Yaz aylarında dik gelen güneş ışınlarından kaçınmak önemli bir konudur. Şeker hastalığına bağlı olarak duyu kusuru oluşmuş hastalarda, güneşlenirken ya da çalışırken uzun süre güneş ışınlarına maruz kalmaya bağlı olarak yanıklar oluşabilir ve bu yanıkların tedavisi büyük güçlükler doğurabilir. Hastalarımız sabah erken saatlerde ya da akşamüstü güneş ışınlarının eğik geldiği zamanlarda güneşlenmeli ve güneşte 20-30 dakika gibi kısa süre durulmalıdır. Şapka ile başlarını korumalı ve tercihen güneşlenirken bile ince bir giysi giymelidirler.

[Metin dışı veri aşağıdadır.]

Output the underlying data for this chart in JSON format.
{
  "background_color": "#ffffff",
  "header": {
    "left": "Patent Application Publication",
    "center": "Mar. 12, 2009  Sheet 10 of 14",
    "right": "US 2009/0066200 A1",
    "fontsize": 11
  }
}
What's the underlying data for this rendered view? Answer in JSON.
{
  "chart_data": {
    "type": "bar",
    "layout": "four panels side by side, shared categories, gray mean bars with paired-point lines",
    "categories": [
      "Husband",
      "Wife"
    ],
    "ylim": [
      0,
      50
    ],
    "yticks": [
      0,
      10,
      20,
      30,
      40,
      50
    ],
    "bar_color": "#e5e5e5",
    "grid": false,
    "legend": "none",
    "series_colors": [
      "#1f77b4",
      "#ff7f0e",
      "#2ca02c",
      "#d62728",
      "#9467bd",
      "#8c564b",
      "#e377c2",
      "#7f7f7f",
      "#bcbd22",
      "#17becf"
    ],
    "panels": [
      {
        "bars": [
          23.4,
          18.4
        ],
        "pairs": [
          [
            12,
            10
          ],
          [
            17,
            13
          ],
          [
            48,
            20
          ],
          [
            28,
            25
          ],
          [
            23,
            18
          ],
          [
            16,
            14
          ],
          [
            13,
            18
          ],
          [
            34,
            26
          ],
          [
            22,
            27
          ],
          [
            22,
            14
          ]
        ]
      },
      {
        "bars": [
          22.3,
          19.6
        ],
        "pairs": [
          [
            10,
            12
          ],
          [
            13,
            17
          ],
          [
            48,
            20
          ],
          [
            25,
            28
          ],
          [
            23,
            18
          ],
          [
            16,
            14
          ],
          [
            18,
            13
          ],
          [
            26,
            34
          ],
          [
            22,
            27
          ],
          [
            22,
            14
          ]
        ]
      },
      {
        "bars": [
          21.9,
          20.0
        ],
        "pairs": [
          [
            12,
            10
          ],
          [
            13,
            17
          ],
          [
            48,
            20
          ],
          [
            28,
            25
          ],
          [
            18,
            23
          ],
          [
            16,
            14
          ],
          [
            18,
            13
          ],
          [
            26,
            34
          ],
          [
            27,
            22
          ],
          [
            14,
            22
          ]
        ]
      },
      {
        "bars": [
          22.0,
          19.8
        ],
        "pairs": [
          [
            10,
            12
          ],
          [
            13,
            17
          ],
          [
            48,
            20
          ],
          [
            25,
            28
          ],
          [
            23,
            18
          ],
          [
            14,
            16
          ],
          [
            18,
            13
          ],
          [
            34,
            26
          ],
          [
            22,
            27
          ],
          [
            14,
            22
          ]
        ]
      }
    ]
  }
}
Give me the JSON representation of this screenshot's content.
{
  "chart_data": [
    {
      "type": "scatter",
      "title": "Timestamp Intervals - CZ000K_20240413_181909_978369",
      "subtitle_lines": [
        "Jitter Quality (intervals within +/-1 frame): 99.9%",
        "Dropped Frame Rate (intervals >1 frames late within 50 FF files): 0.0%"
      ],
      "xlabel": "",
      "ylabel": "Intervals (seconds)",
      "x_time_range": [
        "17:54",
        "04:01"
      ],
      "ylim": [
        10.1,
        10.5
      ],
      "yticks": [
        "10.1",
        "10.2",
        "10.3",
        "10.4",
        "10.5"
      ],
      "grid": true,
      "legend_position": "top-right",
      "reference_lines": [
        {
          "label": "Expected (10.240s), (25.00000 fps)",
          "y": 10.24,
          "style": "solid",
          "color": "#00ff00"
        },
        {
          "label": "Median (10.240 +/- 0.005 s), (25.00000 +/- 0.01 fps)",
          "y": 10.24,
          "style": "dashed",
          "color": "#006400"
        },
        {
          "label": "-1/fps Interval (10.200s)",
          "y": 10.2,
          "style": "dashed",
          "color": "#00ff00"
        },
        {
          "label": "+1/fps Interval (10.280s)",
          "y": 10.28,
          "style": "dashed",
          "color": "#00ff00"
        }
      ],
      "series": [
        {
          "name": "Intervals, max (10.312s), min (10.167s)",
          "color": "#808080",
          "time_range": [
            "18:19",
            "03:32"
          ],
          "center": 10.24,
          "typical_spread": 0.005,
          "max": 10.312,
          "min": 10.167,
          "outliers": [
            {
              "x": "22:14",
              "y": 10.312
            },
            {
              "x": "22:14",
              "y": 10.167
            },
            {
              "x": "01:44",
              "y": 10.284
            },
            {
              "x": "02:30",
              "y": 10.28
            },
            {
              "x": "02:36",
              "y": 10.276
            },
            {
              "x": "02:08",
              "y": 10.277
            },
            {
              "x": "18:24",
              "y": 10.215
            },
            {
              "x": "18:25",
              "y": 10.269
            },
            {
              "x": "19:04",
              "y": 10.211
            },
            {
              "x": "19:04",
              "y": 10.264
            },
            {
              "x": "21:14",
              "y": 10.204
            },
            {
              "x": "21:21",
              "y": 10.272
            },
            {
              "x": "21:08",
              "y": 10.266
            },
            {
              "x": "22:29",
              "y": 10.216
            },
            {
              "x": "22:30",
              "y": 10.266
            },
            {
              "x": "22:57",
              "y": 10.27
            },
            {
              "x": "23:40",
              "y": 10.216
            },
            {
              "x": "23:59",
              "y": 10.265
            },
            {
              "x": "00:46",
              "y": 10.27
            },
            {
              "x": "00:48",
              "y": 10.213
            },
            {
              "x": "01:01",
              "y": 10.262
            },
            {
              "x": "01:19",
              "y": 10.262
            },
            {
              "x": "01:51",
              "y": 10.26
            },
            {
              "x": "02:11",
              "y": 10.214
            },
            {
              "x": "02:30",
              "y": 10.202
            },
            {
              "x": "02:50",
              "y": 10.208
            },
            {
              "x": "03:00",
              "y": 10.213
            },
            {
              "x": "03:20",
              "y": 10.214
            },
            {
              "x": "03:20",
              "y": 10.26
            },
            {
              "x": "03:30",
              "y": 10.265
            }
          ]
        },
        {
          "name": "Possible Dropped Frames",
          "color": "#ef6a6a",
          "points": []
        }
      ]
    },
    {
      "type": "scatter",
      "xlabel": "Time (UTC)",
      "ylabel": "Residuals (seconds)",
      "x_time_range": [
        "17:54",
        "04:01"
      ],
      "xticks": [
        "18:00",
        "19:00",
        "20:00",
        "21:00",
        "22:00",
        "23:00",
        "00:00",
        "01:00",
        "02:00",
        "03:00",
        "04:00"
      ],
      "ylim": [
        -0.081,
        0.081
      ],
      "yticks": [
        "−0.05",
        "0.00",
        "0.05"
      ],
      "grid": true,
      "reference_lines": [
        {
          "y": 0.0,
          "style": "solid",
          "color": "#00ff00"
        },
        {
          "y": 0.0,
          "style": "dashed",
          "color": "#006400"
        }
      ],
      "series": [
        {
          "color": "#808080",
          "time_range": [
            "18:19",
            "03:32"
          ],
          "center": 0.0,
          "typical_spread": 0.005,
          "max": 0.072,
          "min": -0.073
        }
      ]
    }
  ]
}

Şeker hastaları yaylada tatil yapmalı
Diyabetik hastalar, tatilleri için çok fazla sıcak ve nemli kıyılar yerine, daha az nem ve daha bol oksijen bulunan yayla turizmini ve kültür turizmini tercih etmelidirler. Ayrıca 24 saat yiyecek servisi olan açık büfe kahvaltı ve yemek veren tatil tesislerinde çok dikkat edip gerekirse durumlarına uygun menü hazırlanmasını sağlamalıdırlar.
Artmış aktivite ve öğün saatlerinin aksatılması, hastalarda hipoglisemi denilen şeker düşüklüğüne neden olabilir. Bu durum hastalarımız için çok tehlikeli durumlar oluşturabilir. Bu yüzden uzun yürüyüş, yolculuk gibi durumlarda ara öğünlerini aksatmamak için yiyecek taşımak, uyku saatine ve süresine dikkat etmek gerekiyor. Alkol almak da kan şekeri ayarını bozacağından alkolsüz ve şekersiz sıvı gıdaların tüketimine önem vermek hastalar için önemli.